The David Corkery column: Munster will need to a slicker style to challenge for European glory

The David Corkery column: Munster will need to a slicker style to challenge for European glory

Munster’s JJ Hanrahan scores a try despite Martin Laveau of Castres. Picture: INPHO/Dan Sheridan

NO one ever suggested that this game was going to be easy and no one ever demanded that it needed to be filled with skill and endeavour. 

However, can someone please, please tell me why Munster completely change how they play the game from one week to the next?

Yes, the men in red won by a respectable margin and I do appreciate there are certain components of what you do on the field must be tweaked because of the weather and the quality of the opposition you are playing against. By the same token, Munster will never regain their European crown unless they identify a game-plan that suits their competencies and look to ram it down the throats of the teams they play against.

Just 10 days ago Munster dispensed of a decent Edinburgh side with a spellbinding display of end to end rugby that incorporated some fantastic passages of play.

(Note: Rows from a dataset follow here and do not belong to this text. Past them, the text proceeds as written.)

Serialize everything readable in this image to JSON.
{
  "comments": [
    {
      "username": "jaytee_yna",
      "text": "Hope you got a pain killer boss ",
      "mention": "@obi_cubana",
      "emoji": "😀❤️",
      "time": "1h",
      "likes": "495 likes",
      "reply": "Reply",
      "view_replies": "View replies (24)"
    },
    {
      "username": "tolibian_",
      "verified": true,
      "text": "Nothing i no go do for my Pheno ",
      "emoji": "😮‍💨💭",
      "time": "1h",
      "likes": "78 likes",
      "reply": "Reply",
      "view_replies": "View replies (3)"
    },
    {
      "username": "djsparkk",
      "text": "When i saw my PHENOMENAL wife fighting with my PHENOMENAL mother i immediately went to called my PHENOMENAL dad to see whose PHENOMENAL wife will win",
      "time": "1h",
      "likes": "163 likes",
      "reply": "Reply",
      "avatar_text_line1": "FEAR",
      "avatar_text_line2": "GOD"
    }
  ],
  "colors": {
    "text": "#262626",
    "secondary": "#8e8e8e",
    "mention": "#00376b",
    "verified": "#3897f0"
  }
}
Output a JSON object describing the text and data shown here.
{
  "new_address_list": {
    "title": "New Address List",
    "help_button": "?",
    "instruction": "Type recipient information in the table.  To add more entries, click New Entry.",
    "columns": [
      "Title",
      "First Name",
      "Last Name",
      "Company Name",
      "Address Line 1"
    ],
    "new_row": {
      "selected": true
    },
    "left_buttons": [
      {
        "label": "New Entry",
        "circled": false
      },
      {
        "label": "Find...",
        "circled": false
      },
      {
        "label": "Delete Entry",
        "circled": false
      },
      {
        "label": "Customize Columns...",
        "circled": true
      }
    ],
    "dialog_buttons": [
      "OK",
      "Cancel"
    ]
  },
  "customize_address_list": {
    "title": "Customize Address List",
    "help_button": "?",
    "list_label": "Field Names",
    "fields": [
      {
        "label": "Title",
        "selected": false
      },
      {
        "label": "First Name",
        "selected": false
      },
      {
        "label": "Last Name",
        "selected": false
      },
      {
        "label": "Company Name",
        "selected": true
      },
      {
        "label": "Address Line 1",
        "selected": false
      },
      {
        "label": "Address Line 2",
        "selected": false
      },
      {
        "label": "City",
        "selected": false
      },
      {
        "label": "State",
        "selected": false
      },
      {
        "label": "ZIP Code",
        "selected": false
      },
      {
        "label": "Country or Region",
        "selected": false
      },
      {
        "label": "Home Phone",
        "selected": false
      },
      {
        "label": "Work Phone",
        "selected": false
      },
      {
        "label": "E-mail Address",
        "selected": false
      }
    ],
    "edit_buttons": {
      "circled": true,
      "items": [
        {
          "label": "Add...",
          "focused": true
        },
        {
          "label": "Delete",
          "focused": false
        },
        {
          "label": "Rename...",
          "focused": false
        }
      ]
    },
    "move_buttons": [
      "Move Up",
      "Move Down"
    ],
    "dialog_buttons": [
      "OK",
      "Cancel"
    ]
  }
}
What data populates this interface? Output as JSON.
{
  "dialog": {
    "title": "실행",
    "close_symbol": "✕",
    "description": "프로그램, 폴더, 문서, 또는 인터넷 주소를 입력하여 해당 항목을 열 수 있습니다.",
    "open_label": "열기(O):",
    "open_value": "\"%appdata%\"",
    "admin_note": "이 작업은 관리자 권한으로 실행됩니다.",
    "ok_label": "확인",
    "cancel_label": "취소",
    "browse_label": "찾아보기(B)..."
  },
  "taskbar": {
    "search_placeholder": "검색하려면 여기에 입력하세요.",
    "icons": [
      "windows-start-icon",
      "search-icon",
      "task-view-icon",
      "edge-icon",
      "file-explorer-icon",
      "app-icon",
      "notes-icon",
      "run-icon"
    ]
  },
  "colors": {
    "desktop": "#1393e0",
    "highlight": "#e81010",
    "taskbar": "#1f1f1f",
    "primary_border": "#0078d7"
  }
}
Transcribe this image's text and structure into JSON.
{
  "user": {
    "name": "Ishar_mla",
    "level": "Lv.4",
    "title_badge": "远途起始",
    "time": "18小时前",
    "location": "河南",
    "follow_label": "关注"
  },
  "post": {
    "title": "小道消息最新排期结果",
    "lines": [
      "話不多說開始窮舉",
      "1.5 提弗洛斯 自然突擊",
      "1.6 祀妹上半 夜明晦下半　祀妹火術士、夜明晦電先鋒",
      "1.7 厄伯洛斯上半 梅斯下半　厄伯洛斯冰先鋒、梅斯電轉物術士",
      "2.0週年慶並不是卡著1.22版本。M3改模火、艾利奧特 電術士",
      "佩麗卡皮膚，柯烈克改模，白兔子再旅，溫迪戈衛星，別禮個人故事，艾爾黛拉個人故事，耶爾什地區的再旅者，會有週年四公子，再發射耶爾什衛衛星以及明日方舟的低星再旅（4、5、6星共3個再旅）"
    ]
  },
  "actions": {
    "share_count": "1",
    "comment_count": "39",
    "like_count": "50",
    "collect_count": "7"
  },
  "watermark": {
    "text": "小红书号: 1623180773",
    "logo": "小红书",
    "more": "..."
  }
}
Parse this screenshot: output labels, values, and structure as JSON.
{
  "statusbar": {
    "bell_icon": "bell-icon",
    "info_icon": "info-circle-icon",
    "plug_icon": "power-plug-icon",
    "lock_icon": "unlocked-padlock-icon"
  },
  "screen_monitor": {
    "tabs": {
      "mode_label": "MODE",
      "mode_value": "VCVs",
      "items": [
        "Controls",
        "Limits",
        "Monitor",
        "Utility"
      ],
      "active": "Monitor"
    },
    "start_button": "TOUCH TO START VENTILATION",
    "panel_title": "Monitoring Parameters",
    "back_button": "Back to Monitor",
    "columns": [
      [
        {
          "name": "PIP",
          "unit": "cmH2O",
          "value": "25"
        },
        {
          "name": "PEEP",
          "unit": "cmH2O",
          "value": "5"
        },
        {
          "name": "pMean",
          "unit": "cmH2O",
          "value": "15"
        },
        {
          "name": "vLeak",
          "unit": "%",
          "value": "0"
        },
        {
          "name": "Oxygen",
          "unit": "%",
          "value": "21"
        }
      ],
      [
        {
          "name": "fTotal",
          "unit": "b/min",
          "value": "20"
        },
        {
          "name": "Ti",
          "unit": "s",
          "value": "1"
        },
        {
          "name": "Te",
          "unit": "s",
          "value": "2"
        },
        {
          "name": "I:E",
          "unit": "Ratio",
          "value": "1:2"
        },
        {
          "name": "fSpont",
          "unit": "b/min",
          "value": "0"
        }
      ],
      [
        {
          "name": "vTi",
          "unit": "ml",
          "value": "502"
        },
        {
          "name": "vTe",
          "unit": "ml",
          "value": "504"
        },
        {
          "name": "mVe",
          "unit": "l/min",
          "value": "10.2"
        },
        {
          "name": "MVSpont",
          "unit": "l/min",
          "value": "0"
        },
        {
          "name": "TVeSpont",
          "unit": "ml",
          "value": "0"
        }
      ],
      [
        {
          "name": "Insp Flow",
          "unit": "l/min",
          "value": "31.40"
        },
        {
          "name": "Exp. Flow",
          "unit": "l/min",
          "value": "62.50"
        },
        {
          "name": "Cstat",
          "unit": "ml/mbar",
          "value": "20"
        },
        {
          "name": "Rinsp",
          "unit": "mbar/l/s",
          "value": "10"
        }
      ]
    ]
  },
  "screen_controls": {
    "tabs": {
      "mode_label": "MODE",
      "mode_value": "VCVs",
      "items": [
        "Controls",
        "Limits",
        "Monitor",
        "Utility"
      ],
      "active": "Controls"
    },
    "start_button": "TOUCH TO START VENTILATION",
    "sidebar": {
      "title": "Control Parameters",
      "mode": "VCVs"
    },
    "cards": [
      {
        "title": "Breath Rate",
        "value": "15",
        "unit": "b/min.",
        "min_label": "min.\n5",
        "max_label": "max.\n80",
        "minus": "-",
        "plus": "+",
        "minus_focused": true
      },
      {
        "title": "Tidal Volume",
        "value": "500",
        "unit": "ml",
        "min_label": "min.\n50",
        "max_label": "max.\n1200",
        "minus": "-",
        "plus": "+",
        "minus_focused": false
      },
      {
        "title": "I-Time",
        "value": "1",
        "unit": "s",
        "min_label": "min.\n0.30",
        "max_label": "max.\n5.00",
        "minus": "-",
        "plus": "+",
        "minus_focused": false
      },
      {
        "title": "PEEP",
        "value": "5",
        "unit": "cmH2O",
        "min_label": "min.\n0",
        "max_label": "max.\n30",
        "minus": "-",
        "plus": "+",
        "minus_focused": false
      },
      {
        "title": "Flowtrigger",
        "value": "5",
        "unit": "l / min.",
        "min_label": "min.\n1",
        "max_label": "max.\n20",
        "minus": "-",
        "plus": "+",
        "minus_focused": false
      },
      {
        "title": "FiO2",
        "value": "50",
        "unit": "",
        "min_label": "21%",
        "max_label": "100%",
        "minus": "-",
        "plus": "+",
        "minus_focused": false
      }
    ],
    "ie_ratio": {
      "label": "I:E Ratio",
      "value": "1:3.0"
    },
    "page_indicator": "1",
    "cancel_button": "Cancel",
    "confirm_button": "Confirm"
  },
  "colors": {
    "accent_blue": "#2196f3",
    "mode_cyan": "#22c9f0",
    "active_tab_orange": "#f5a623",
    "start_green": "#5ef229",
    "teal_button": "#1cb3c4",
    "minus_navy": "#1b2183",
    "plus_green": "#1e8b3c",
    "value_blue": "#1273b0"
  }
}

Forwards were popping up in the back line and creating some magical moments of continuity by keeping the ball alive at every conceivable occasion.

Now compare that game to what we witnessed yesterday, and you would think that the team from 10 days ago and the one that played yesterday were coached by two completely different management teams.

The two late Munster changes that saw JJ Hanrahan and Sammy Arnold replace Joey Carbery and Chris Farrell didn’t help the teams preparations, but that still doesn’t explain the complete change of mindset.

When you consider that Munster had opted to kick the ball on six occasions after only four minutes, you just knew it was going to be one of those dull and lacklustre ties.

I appreciate the importance of winning all your home games, especially during the back-to-back weekends but unless you are prepared to hold on to the possession you have fought so hard for in the first place you won't reach the business end of this competition.

Conor Murray of Munster offloads to team-mate CJ Stander. Picture: Brendan Moran/Sportsfile
Conor Murray of Munster offloads to team-mate CJ Stander. Picture: Brendan Moran/Sportsfile

Going back to the late withdrawals on the Munster side, I think this is something that all the provinces are going to have to get used ahead of the World Cup.

Considering the amount of possession and territory that Munster had in yesterday’s game I think they will be pretty peed off that they didn’t leave Thomond Park with a four-try scoring bonus point. 

With Gloucester surprisingly beating the Exeter Chiefs on Saturday, this pool could very well come down to the smallest of margins where every point available will be worth its weight in gold.

One of the areas that miss-fired on way too many occasions yesterday was the lineout and it is something that is going to need immediate fixing.

To blame Niall Scannell on this occasion would be completely inaccurate and I thought he was retired from his duties way too early in the game.

Too often the hooker is blamed if the target man isn’t hit in the line-out because there are so many variances that need to be actioned successfully if the ball is to be won. 

The biggest issue in yesterdays game was the area of the line-out that the ball was been thrown to, so whoever was deciding this needs to look at the alternatives. It is the hardest area to hit and when it fails the first time it is very hard to rectify.

JJ Hanrahan is starting to look more and more like a fly-half with international qualities with every minute of game time he gets.

And while he might have been fortunate to have obtained the Man of the Match award, he looks a hell of a lot sharper than he did from when he returned home after his stint with the Northampton Saints. He is far leaner and sharper and his increased speed and agility is allowing him to exploit gaps in defences.

Chris Cloete who has blown hot and cold since he arrived in Munster thankfully had one of his more influential games and he was a constant pain for the visitors at the breakdown. Cloete is the kind of player that every opposing scrum-half loathes with a passion because of his ability to steal and slow down the ball at the breakdown. 

The unfortunate thing about having a player with his qualities is that he will never be fully fit and will always be susceptible to obtaining some serious injuries.

Looking ahead to next week’s return fixture, I think it would be fair to suggest that Munster’s internationals will need to up their game. Maybe it’s just me but I thought they looked tired and lacked that bit of sparkle that sets them apart from all the rest.

Hopefully, Carbery and Farrell will be allowed play next weekend because this Castres side will be a completely different prospect in their own back garden.

A win in France will see Munster occupy the prime position in their pool and the most important aspect of that is that their faith will be completely within their own hands.